In Kragerø aangekomen, een gehucht aan de Noorse zuidkust, bevestigen de klamme hand die ik krijg van de wat zorgelijk kijkende eigenaar met berookte snor, mijn vermoedens: ons laatste optreden aan de Noorse zuidkust zal in een echte jazzclub zijn. De ruimte lijkt een beetje op studio BFO, (tegenwoordig CNM), in Hilversum terwijl de inrichting me doet denken aan ‘Langs de Lijn’ in zijn glorietijd. Overal kapotte gitaren, drumstokken, foto’s van mannen met tuba’s, banjo’s en een doordringende zure bier- en zweetlucht die er met geen mogelijkheid meer uit te krijgen is. Tjonge, wat is het hier gezellig!
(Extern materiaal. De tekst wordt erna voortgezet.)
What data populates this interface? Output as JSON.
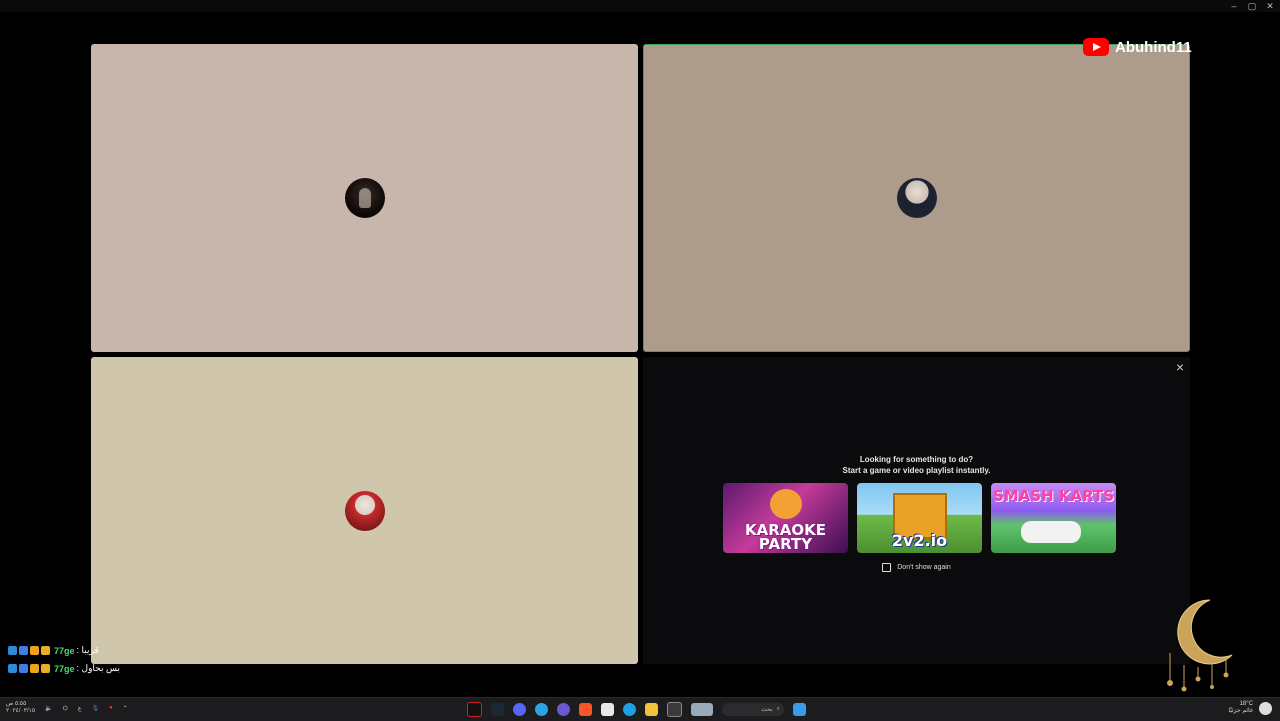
{
  "window": {
    "minimize": "–",
    "maximize": "▢",
    "close": "✕"
  },
  "participants": [
    {
      "id": "p1",
      "tile_color": "#c8b5ab"
    },
    {
      "id": "p2",
      "tile_color": "#ad9c8b",
      "speaking": true
    },
    {
      "id": "p3",
      "tile_color": "#d0c6ab"
    }
  ],
  "activity": {
    "close_label": "×",
    "line1": "Looking for something to do?",
    "line2": "Start a game or video playlist instantly.",
    "games": [
      {
        "title": "KARAOKE PARTY",
        "icon": "karaoke-party-thumbnail"
      },
      {
        "title": "2v2.io",
        "icon": "2v2io-thumbnail"
      },
      {
        "title": "SMASH KARTS",
        "icon": "smash-karts-thumbnail"
      }
    ],
    "dont_show_label": "Don't show again"
  },
  "overlay": {
    "channel_name": "Abuhind11",
    "channel_icon": "youtube-icon",
    "chat": [
      {
        "user": "77ge",
        "message": ": قريبا"
      },
      {
        "user": "77ge",
        "message": ": بس بحاول"
      }
    ]
  },
  "taskbar": {
    "date_line1": "٥:٥٥ ص",
    "date_line2": "٢٠٢٤/٠٣/١٥",
    "search_placeholder": "بحث",
    "weather_temp": "18°C",
    "weather_text": "غائم جزئيًا"
  }
}
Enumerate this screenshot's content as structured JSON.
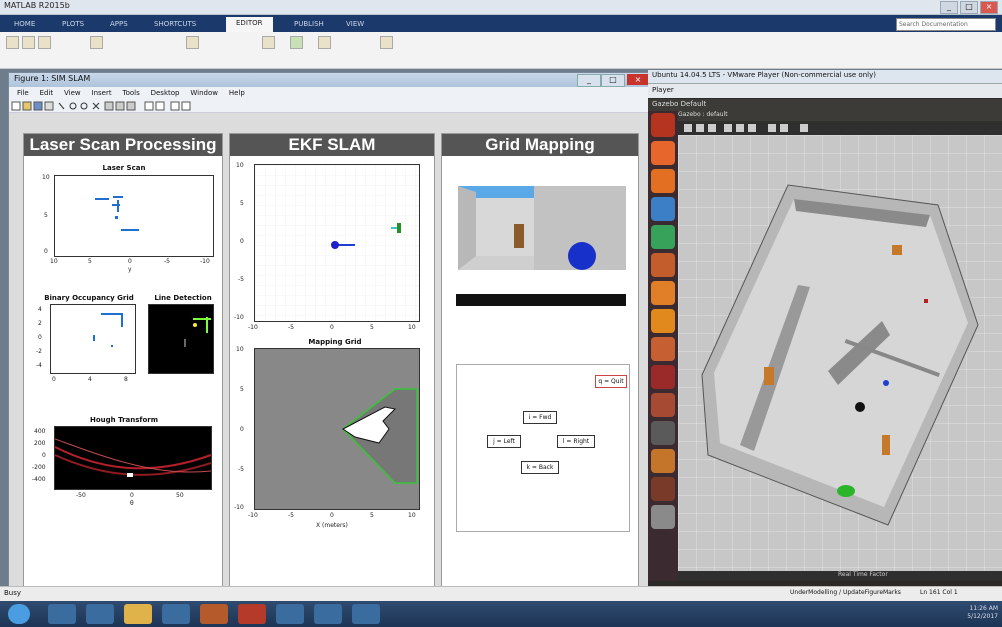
{
  "matlab": {
    "title": "MATLAB R2015b",
    "tabs": [
      "HOME",
      "PLOTS",
      "APPS",
      "SHORTCUTS",
      "EDITOR",
      "PUBLISH",
      "VIEW"
    ],
    "active_tab": "EDITOR",
    "search_placeholder": "Search Documentation",
    "status": "Busy",
    "status_right": "Ln 161   Col 1",
    "status_file": "UnderModelling / UpdateFigureMarks"
  },
  "figure": {
    "title": "Figure 1: SIM SLAM",
    "menu": [
      "File",
      "Edit",
      "View",
      "Insert",
      "Tools",
      "Desktop",
      "Window",
      "Help"
    ],
    "panels": {
      "laser": {
        "header": "Laser Scan Processing"
      },
      "ekf": {
        "header": "EKF SLAM"
      },
      "grid": {
        "header": "Grid Mapping"
      }
    },
    "laser_scan": {
      "title": "Laser Scan",
      "yticks": [
        "10",
        "5",
        "0"
      ],
      "xticks": [
        "10",
        "5",
        "0",
        "-5",
        "-10"
      ],
      "xlabel": "y"
    },
    "binary_grid": {
      "title": "Binary Occupancy Grid",
      "yticks": [
        "4",
        "2",
        "0",
        "-2",
        "-4"
      ],
      "xticks": [
        "0",
        "4",
        "8"
      ]
    },
    "line_detection": {
      "title": "Line Detection"
    },
    "hough": {
      "title": "Hough Transform",
      "yticks": [
        "400",
        "200",
        "0",
        "-200",
        "-400"
      ],
      "xticks": [
        "-50",
        "0",
        "50"
      ],
      "xlabel": "θ"
    },
    "ekf_plot": {
      "yticks": [
        "10",
        "5",
        "0",
        "-5",
        "-10"
      ],
      "xticks": [
        "-10",
        "-5",
        "0",
        "5",
        "10"
      ]
    },
    "mapping_grid": {
      "title": "Mapping Grid",
      "yticks": [
        "10",
        "5",
        "0",
        "-5",
        "-10"
      ],
      "xticks": [
        "-10",
        "-5",
        "0",
        "5",
        "10"
      ],
      "xlabel": "X (meters)"
    },
    "keys": {
      "quit": "q = Quit",
      "fwd": "i = Fwd",
      "left": "j = Left",
      "right": "l = Right",
      "back": "k = Back"
    }
  },
  "vmware": {
    "title": "Ubuntu 14.04.5 LTS - VMware Player (Non-commercial use only)",
    "toolbar": "Player",
    "topbar": "Gazebo  Default",
    "gazebo_title": "Gazebo : default",
    "bottom_text": "Real Time Factor"
  },
  "taskbar": {
    "time": "11:26 AM",
    "date": "5/12/2017"
  },
  "colors": {
    "matlab_tab": "#1b3a6b",
    "panel_header": "#555555",
    "ubuntu_launcher": "#3b2a2f",
    "gazebo_bg": "#c7c7c7"
  }
}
Het verwonderd me dan ook niet dat een half uur nadat we hadden moeten beginnen er nog slechts één betalende bezoeker is. Ook de twee andere bestuursleden zijn inmiddels gearriveerd. Ze zien er zo mogelijk nog vermoeider en zorgelijker uit dan de eerste. Hoe zou een dergelijke club in hemelsnaam de jeugd van Kragerø kunnen mobiliseren?

(De volgende ochtend)
Tussen gokkende en zuipende Denen baan ik me een weg naar wat er overgebleven is van het ontbijt: twee gebakken aardappelen en een stukje rauwe paprika. De boot vertrekt. Het is 8:00 uur ’s morgens en ik hoop nog even te kunnen slapen voordat we over de Duitse Autobahn gaan razen. Beelden van de afgelopen tien dagen flitsen door mijn hoofd. Ik probeer te denken aan wat ik het leukste vond, maar kan niets bedenken wat minder was.